Носы соприкоснулись, после чего немедля был продолжен разговор.

– Я вот еще о чем подумала, папуля, – сказал ребенок, глядя в потолок, – вот если б вы меня нашли чуть раньше, наверно б не успели с мамой разлюбиться.

– Лариска, кто тебе сказал?..

– А говорить не надо. Я же не слепая. Просто очень жаль. Но и, в конце концов, не так уж страшно. Достаточно того, что я вас одинаково люблю. А это главное. Ведь так, папуля?

Кивнув согласно головой, Пал Палыч промолчал.

– А мама наша все равно уйдет в монахини, – бесстрастно произнес ребенок.

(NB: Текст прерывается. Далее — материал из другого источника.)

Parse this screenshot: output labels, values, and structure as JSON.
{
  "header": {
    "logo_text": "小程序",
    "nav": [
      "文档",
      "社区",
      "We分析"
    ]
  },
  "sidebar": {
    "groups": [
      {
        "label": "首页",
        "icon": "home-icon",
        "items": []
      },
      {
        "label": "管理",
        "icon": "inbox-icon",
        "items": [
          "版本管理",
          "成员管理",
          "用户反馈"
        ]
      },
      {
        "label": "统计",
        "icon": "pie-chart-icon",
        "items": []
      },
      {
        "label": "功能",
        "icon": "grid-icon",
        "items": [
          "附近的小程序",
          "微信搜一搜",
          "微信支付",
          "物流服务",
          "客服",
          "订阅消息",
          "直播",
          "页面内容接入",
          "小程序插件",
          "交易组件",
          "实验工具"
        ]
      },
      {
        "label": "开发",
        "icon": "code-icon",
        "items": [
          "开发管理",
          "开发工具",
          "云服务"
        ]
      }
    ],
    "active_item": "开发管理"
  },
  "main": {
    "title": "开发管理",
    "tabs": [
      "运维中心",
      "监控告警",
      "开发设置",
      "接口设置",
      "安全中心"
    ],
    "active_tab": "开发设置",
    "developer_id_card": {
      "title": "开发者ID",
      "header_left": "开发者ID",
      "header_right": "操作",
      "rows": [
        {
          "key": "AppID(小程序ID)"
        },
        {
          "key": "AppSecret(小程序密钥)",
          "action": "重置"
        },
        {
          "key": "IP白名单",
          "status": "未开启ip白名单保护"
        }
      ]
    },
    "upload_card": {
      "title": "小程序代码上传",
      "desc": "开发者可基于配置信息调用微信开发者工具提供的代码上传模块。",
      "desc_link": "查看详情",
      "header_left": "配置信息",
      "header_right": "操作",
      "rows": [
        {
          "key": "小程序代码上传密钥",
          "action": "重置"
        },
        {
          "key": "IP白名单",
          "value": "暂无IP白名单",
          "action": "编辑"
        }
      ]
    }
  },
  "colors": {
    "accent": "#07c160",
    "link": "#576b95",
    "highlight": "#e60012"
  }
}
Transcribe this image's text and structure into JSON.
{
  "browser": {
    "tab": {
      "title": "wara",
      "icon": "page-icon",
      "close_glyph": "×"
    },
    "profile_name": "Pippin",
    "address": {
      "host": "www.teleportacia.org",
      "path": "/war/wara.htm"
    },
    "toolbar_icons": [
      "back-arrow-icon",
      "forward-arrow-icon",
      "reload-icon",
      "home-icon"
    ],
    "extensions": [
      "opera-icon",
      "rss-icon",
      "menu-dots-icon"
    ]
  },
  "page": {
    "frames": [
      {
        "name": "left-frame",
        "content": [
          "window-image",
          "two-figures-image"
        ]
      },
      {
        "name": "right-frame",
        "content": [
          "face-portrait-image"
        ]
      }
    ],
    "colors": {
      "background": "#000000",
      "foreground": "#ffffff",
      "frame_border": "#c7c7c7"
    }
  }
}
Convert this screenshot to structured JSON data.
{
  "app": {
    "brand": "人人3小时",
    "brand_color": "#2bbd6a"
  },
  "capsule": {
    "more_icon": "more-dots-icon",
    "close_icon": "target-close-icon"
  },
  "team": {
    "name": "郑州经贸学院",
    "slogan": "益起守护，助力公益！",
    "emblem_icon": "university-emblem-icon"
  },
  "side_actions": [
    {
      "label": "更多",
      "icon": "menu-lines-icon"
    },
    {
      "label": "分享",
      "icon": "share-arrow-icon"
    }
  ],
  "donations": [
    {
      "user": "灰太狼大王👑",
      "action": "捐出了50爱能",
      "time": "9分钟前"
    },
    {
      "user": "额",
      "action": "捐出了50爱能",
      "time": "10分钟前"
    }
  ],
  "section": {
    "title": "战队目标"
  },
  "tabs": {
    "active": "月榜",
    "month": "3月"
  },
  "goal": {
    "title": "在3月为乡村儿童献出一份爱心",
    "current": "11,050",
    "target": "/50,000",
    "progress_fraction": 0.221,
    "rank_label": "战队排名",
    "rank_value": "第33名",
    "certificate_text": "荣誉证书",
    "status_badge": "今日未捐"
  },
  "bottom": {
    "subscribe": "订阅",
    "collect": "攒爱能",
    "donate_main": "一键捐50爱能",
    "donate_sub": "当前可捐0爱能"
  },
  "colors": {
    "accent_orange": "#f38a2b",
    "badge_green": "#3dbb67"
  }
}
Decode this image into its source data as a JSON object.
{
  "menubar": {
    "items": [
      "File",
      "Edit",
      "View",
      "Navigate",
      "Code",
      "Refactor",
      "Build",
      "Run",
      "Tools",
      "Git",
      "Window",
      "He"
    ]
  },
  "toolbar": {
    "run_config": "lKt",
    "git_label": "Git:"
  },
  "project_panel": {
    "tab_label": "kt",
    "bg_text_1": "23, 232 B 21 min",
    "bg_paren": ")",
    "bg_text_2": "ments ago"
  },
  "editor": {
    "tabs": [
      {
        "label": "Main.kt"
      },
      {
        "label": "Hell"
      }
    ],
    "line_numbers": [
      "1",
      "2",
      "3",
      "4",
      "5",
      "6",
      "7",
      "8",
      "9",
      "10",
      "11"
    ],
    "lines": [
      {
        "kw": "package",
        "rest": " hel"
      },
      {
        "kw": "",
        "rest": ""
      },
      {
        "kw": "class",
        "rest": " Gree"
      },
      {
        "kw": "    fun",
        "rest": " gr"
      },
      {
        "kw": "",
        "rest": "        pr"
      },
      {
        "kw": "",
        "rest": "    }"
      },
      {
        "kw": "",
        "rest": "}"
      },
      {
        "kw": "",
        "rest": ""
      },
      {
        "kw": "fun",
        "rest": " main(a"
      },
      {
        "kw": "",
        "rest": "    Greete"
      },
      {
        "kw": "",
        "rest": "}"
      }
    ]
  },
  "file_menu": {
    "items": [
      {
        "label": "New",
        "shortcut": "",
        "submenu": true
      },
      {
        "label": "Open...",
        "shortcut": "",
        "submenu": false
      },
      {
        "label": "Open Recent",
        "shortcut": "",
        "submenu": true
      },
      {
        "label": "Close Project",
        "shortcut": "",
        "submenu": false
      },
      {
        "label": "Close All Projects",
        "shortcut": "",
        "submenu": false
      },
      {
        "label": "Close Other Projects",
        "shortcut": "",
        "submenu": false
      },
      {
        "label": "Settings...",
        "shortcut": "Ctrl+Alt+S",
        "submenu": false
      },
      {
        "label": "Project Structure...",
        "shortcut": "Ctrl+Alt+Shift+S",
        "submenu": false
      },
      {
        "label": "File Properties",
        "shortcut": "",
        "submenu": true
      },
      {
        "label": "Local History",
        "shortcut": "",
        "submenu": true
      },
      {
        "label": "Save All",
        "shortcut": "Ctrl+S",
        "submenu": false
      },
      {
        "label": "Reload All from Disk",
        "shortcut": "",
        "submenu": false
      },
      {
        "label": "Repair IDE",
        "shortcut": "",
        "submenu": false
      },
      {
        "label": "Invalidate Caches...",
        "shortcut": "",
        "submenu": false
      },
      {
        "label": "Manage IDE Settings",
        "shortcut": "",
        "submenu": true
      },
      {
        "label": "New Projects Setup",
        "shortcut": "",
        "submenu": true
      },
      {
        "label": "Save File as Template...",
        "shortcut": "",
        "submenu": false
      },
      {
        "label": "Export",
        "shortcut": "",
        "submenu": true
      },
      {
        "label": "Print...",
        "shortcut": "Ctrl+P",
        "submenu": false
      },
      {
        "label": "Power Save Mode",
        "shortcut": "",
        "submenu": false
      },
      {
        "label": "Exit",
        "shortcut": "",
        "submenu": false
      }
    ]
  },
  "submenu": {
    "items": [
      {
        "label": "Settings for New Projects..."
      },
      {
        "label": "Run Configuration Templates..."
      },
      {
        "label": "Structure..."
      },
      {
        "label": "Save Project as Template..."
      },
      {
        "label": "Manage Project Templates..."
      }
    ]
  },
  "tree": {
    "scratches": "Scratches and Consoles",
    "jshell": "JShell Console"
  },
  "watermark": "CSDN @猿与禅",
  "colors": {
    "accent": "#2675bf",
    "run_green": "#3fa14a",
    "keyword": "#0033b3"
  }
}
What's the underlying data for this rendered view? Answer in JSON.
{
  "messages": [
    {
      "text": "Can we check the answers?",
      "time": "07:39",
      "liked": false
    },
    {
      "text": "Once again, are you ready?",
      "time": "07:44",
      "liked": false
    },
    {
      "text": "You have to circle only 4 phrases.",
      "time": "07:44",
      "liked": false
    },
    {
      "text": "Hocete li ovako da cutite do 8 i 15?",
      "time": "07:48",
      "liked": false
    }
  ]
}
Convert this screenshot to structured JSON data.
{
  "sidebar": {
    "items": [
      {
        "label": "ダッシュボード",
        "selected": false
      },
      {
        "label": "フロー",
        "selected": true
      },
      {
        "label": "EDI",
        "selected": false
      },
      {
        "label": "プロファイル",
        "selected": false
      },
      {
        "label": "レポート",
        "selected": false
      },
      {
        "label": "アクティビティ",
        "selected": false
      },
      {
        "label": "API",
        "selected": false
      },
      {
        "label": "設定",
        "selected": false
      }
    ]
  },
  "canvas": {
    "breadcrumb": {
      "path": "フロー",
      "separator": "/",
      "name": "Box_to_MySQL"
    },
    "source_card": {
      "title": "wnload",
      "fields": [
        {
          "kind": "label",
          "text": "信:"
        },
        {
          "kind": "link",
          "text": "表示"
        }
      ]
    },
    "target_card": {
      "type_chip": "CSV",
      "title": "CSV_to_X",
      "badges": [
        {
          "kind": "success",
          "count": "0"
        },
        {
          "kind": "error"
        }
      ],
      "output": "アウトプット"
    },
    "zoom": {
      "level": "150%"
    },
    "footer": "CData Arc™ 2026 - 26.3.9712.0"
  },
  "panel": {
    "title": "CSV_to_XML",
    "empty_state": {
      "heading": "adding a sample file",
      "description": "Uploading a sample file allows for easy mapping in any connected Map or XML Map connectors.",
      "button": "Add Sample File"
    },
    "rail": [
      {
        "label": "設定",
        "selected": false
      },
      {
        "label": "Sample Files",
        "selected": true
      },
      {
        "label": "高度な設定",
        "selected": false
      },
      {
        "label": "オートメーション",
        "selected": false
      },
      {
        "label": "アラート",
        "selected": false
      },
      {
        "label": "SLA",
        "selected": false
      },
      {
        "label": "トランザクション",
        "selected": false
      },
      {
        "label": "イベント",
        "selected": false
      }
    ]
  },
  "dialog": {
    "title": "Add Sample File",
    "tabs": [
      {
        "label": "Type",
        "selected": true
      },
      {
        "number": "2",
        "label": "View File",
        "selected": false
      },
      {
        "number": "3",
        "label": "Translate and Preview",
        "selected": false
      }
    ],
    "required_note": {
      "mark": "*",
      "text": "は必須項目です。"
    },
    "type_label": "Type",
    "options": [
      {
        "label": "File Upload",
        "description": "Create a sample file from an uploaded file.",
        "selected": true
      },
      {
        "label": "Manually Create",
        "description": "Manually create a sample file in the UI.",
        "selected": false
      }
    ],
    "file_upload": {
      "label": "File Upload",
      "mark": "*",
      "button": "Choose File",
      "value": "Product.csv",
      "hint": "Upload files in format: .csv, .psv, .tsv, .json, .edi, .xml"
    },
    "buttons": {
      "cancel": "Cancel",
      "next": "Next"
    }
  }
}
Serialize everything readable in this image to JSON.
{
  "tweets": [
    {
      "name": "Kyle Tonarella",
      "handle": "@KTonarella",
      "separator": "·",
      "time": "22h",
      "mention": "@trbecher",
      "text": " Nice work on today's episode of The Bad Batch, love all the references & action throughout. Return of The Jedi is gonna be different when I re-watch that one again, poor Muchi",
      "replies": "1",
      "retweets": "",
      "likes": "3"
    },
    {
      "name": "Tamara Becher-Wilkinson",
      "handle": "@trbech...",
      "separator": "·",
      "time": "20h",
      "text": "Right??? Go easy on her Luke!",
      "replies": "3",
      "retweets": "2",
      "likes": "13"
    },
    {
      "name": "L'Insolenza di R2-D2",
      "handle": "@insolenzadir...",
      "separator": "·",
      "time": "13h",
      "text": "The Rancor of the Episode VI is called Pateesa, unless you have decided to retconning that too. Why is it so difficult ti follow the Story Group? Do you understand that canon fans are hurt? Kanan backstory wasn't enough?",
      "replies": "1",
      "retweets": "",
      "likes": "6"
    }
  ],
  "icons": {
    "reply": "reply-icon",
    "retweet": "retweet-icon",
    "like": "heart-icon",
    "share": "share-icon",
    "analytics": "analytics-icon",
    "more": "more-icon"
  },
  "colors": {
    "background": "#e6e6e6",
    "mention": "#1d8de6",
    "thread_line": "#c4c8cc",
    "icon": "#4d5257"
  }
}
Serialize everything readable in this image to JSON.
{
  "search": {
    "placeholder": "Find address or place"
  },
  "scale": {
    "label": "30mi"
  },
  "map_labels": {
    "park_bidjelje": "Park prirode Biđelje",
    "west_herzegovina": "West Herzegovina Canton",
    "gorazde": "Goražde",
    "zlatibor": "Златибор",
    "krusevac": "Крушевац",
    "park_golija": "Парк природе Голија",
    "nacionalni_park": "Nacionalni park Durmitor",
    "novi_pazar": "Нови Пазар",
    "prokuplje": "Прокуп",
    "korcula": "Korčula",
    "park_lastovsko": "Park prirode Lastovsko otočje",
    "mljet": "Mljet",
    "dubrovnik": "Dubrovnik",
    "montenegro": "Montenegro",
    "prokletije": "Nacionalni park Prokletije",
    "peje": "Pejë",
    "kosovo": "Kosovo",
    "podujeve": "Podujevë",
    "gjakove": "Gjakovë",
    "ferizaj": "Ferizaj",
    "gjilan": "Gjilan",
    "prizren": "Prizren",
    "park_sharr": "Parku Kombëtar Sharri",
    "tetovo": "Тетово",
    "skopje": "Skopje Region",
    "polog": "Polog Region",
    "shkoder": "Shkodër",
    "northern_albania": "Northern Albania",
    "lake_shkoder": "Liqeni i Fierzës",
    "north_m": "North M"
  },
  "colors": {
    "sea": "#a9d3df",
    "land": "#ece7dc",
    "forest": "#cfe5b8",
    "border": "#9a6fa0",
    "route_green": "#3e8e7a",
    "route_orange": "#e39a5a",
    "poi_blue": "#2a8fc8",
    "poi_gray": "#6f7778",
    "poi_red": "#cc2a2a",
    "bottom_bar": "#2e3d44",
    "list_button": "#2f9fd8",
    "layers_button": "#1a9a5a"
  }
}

– Что ты такое говоришь, Лариса? – Пал Палыча буквально в миг приподняло с кровати. Он не мигая пристально смотрел в глаза

ребенку. – Что ты такое говоришь?

– Я говорю, что чувствую и вижу. Наверное, все то, что раньше дорого ей было в жизни, ушло и больше не вернется. Она не сможет жить, как прежде, а в будущем ей просто некем жить. И, значит, есть одна дорога – к Богу.

– Как некем? Что ты там плетешь? – Пал Палыч окончательно расстался с мыслью под утро подремать с часочек. – А ты, Сережка?.. Как же некем?

– Ну, мы с Сережкой… Мы скорей с тобою. И мама это знает. И ей в душе от этого за нас спокойно. Она у нас хорошая и добрая, вот только… Только мамуля никогда не знала, что она будет делать завтра. Нет-нет, она уйдет в монахини, увидишь.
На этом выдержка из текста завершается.